Keempat, yang akan dielaborasi lebih lanjut, restrukturisasi kelembagaan melalui amalgamasi/penggabungan dan merger/peleburan, sebagaimana diamanatkan Pasal 14 UU No 25/1992 tentang Perkoperasian. Strategi ini bertujuan menaikkan skala ekonomi koperasi sehingga dapat lebih efektif dan efisien dalam bisnisnya. Harapannya, jumlah badan hukum koperasi mengecil, tapi jumlah anggota dan layanannya meluas.

Koperasi stunting

Harus diakui, sebagian koperasi kita mengalami stagnasi bisnis meski telah eksis selama puluhan tahun. Kondisi itu layaknya orang yang mengalami stunting atau kuntet. Gejala stunting pada koperasi terlihat pada penolokukuran rasio pertumbuhan jika dibandingkan dengan waktu. Diketahui koefisien pertumbuhan pada koperasi skala besar, menengah, atau kecil sangat rendah.

Pertumbuhan yang berjalan lambat, dibarengi dengan kenaikan berbagai biaya, menyebabkan kemanfaatan koperasi yang kian mengecil. Fenomena stunting, dulu banyak dialami koperasi fungsional seperti koperasi karyawan/pegawai karena area operasionalnya di pasar tertutup atau terlokalisasi. Namun, kini banyak koperasi-koperasi masyarakat yang mengalami kondisi serupa.

Namun, jargon small is beautiful tidak relevan bagi koperasi karena nyatanya banyak koperasi besar di luar negeri. Beberapa bahkan mendominasi sebagai pelaku bisnis di sektornya, seperti koperasi susu Fonterra di Selandia Baru yang merupakan perusahaan produk susu dan turunannya [dairy products] nomor lima terbesar di dunia, sekaligus eksportir dairy products terbesar sejagat. Koperasi Pekerja Mondragon [Mondragon Worker Co-op] di Spanyol, yang jadi perusahaan terbesar di Basque dengan jumlah pekerja-pemilik hingga 80.000.

Lalu, Koperasi Desjardin, koperasi kredit di Kanada yang menjadi grup keuangan terbesar di kawasan Amerika Utara.
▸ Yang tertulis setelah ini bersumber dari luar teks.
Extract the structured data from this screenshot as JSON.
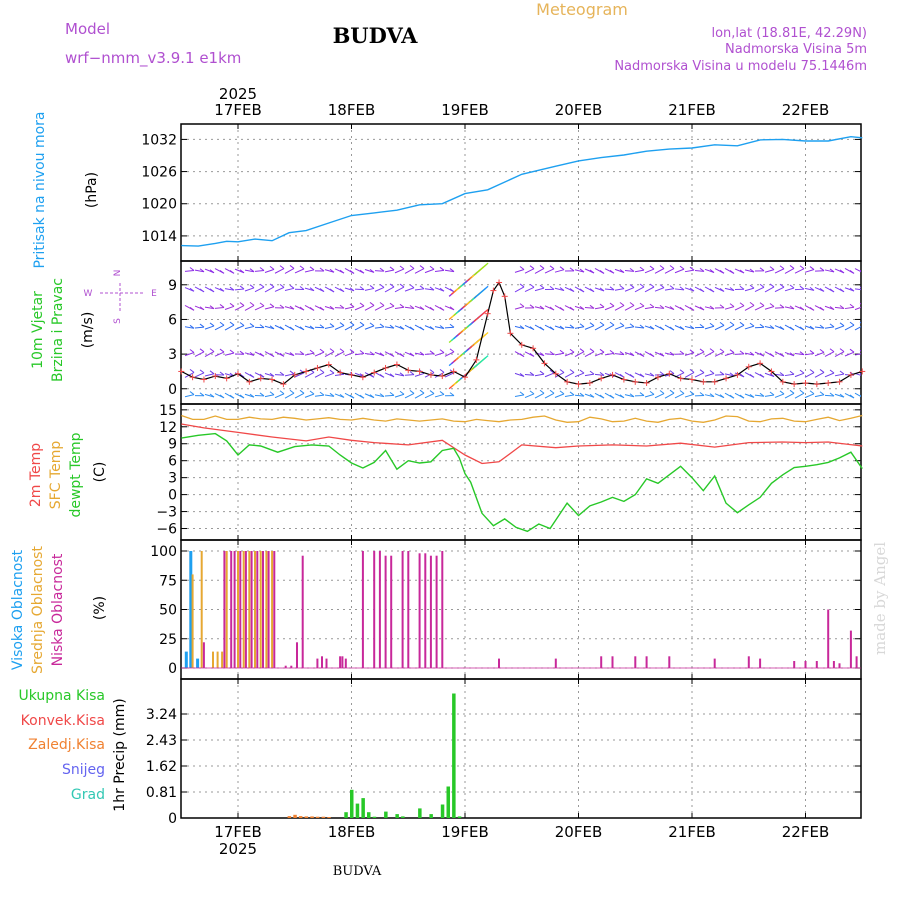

Koperasi itu memiliki puluhan anak usaha yang umumnya bergerak di sektor jasa keuangan, seperti perbankan, asuransi, dan investasi. Koperasi I Co-op di Korea, yang merupakan koperasi multipihak yang menghubungkan kepemilikan di tangan produsen, pekerja, dan konsumennya secara bersama, baik bisnis di sektor produksi maupun konsumsinya. Saat ini, setidaknya I Co-op memiliki 713 jaringan toko yang dimiliki bersama secara multipihak dan masih banyak lagi. Koperasi menjadi besar dan berdampak nyata ialah visi yang harus diupayakan bersama.

Formula tumbuh

Koperasi yang mengalami stunting perlu didorong untuk melakukan amalgamasi atau merger. Strategi itu bukan hal baru dalam dunia perkoperasian, telah ada sejak 1980-1990. Contoh penerapan strategi ini ialah Kospin Jasa yang saat ini asetnya mencapai Rp10 triliun merupakan hasil amalgamasi dari empat koperasi. Kemudian, Koperasi Telekomunikasi Seluler [Kisel] dengan aset Rp7 triliun, merupakan hasil amalgamasi dari 11 koperasi.

Amalgamasi terbukti efektif meningkatkan skala ekonomi dan bisnis koperasi. Manfaatnya, meliputi perluasan jangkauan pasar, efisiensi biaya, dan layanan anggota yang menjadi lebih prima. Koperasi perlu memperhatikan manfaat nyata strategi ini agar rasional dan berorientasi pada masa depan dalam mengelola organisasi dan bisnisnya.

Sebaliknya, menolak opsi amalgamasi atau merger karena pertimbangan kesejarahan dan identitas sama artinya selalu hidup di masa lalu. Keengganan menerapkan amalgamasi didasari argumen dan ketakutan hilangnya sejarah atau ‘nama besar’ koperasi. Hal itu lebih mengindikasikan adanya ego internal dan bukan keputusan strategis pengembangan koperasi.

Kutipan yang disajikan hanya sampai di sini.